“Sadie!” said the teacher warningly, “what language!”
“I mean they quarrelled, an’ she don’t speak to him any more.”
“Why, how dreadful!”
“An’ pa he’s awful cross,—and she won’t eat when he does, an’ I haf to wait on table.”
“I believe I’ll go down and see her this noon,” said Lily to herself, as she divined a little of the state of affairs in the Burns family.
Sim was mending the pasture fence as Lily came down the road toward him. He had delayed going to dinner to finish his task and was just about ready to go when Lily spoke to him.
“Good-morning, Mr. Burns. I am just going down to see Mrs. Burns. It must be time to go to dinner—aren’t you ready to go? I want to talk with you.”
Ordinarily he would have been delighted with the idea of walking down the road with the schoolma’am, but there was something in her look which seemed to tell him that she knew all about his trouble, and beside he was not in good humor.
“Yes, in a minnit,—soon’s I fix up this hole. Them shoats, I b’leeve, would go through a keyhole, if they could once git their snoots in.”

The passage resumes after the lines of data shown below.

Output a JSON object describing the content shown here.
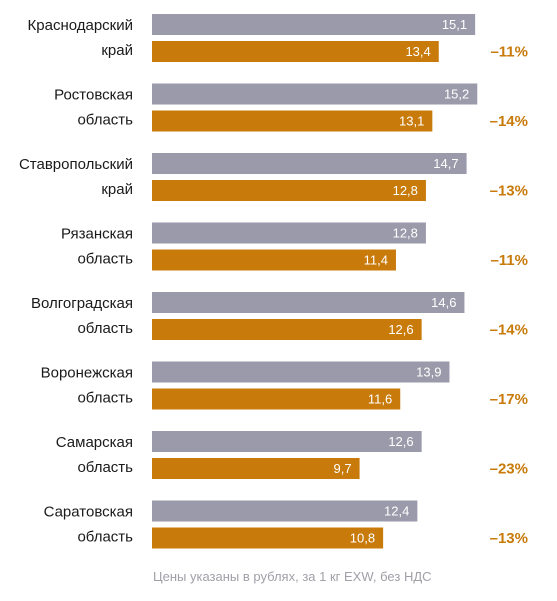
{
  "chart_data": {
    "type": "bar",
    "orientation": "horizontal",
    "categories": [
      [
        "Краснодарский",
        "край"
      ],
      [
        "Ростовская",
        "область"
      ],
      [
        "Ставропольский",
        "край"
      ],
      [
        "Рязанская",
        "область"
      ],
      [
        "Волгоградская",
        "область"
      ],
      [
        "Воронежская",
        "область"
      ],
      [
        "Самарская",
        "область"
      ],
      [
        "Саратовская",
        "область"
      ]
    ],
    "series": [
      {
        "values": [
          15.1,
          15.2,
          14.7,
          12.8,
          14.6,
          13.9,
          12.6,
          12.4
        ],
        "color": "#9a9aab"
      },
      {
        "values": [
          13.4,
          13.1,
          12.8,
          11.4,
          12.6,
          11.6,
          9.7,
          10.8
        ],
        "color": "#c87a0a"
      }
    ],
    "value_labels": [
      [
        "15,1",
        "13,4"
      ],
      [
        "15,2",
        "13,1"
      ],
      [
        "14,7",
        "12,8"
      ],
      [
        "12,8",
        "11,4"
      ],
      [
        "14,6",
        "12,6"
      ],
      [
        "13,9",
        "11,6"
      ],
      [
        "12,6",
        "9,7"
      ],
      [
        "12,4",
        "10,8"
      ]
    ],
    "changes": [
      "–11%",
      "–14%",
      "–13%",
      "–11%",
      "–14%",
      "–17%",
      "–23%",
      "–13%"
    ],
    "change_color": "#c87a0a",
    "xlim": [
      0,
      17
    ],
    "grid": false,
    "legend": "none"
  },
  "footnote": "Цены указаны в рублях, за 1 кг EXW, без НДС"
}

He expanded on this idea as he nailed away, anxious to gain time. He foresaw trouble for himself. He couldn’t be rude to this sweet and fragile girl. If a man had dared to attack him on his domestic shortcomings, he could have fought. The girl stood waiting for him, her large, steady eyes full of thought, gazing down at him from the shadow of her broad-brimmed hat.